Skills and Certifications Required
Water-utility work is one of the most certification-heavy verticals in LV/OT contracting. The combination of process control, critical-infrastructure security mandates, and AWIA risk-and-resilience requirements creates a specialized labor pool.
| System | Key Certifications | Critical Skills |
|---|---|---|
| SCADA / Process Control | ISA CAP, manufacturer (Allen-Bradley, Modicon, Schneider, Inductive Automation Ignition) | PLC programming, HMI development, historian configuration, control-narrative authoring, plant-process knowledge, OT cybersecurity (IEC 62443) |
| Instrumentation | ISA Certified Control Systems Technician (CCST), manufacturer training | Flow / level / pressure / pH / turbidity / chlorine residual installation and calibration, loop checks, P&ID literacy |
| Structured Cabling | BICSI INSTC, BICSI INSTF, RCDD (design) | Outside-plant fiber, industrial cabling, harsh-environment terminations, MDF/IDF design across a 100-acre campus |
| Fire Alarm | NICET Fire Alarm Level II+, FL fire alarm license | NFPA 72, NFPA 820 (water/wastewater hazardous classifications), addressable device install, AHJ coordination with City of Tampa |
| Access Control / CCTV | Manufacturer (Lenel, Genetec, Axis), FL low voltage license | AWIA / EPA critical-infrastructure spec compliance, perimeter detection integration, outdoor hardening, IP networking |
The defining skill on this project is the OT integrator who can run SCADA design and commissioning under design-build delivery.
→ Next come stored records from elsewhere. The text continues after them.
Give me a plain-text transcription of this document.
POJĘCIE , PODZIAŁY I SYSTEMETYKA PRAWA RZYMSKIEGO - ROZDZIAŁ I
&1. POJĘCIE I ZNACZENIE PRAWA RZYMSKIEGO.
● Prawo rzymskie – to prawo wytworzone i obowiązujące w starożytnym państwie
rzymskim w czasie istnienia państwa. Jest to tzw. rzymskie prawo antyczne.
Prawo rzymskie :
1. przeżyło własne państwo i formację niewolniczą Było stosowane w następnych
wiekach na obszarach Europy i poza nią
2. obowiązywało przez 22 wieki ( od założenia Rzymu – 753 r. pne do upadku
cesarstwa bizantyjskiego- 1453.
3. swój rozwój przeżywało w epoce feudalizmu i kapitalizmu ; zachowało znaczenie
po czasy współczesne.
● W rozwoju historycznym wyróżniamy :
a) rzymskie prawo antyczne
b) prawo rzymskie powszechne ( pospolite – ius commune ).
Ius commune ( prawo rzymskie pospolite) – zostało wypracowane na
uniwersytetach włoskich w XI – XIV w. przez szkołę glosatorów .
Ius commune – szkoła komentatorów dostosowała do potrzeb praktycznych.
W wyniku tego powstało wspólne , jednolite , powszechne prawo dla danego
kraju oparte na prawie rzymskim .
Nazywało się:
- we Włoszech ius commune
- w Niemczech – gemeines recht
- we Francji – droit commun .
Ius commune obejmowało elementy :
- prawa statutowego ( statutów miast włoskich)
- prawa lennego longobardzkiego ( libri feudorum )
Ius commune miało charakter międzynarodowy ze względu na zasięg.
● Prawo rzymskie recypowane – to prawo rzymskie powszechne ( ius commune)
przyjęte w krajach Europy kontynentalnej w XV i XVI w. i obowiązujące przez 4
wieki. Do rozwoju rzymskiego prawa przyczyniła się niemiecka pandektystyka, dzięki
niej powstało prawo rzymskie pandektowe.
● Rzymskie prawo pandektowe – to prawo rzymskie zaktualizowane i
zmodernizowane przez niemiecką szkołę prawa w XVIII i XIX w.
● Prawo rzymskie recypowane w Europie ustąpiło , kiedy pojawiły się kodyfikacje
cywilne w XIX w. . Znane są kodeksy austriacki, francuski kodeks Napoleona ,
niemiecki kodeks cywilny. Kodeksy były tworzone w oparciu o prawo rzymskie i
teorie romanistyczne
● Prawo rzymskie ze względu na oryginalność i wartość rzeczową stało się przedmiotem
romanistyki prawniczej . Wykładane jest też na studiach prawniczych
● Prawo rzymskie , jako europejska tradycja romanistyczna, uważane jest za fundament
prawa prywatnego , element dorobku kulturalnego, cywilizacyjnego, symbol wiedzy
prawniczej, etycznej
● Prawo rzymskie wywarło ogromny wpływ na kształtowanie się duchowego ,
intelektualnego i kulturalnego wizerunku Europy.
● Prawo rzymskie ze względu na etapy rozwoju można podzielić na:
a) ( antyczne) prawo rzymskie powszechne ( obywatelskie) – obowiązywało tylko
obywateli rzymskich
ISA-certified controls techs are the scarce labor pool nationwide, and the Tampa-area utility-OT bench is small. Contractors who can self-perform or partner on the SCADA scope will out-bid pure-play LV contractors on this work. Florida contractors should verify their state low voltage and fire alarm licenses, plus any required water/wastewater operator certifications relevant to plant-side access.
Market Signal
Tampa is in the middle of a sustained, multi-program modernization of its primary drinking-water plant — and the signal for LV/OT contractors is that this is not a one-time award. The Master Plan Improvements tranche is layered on top of a recently-completed $93M pump station and a separately-procured SIX expansion that, if built as currently sized, will be the largest deployment of that technology anywhere in the world. Cumulatively that is well over $200 million of capital flowing through one drinking-water campus in Tampa over a five-year window.
This builds on the broader picture LVN Signal has been tracking in Tampa. Last week we profiled the $115 million Howard F. Curren Advanced Wastewater Treatment Plant Sludge Digester Overhaul — a separate but parallel Tampa Water utility program on the wastewater side. Two simultaneous capital programs of that scale at one municipal utility, with shared OT/SCADA standards and shared engineering benches, point to a Florida water sector that is in a generational re-investment cycle.
For Florida and Sunbelt water-utility integrators, the strategic play is clear: pursue Tampa Water as a multi-year client, get on the design-build short list while the Master Plan is in procurement, and use the SCADA/instrumentation work here as the reference account for the next wave of utility upgrades coming across the I-4 corridor and Florida''s Gulf Coast. The technology that gets selected at DLTWTF — particularly SIX, which has minimal precedent in North America at this scale — will influence procurement decisions at peer utilities across the Southeast for years.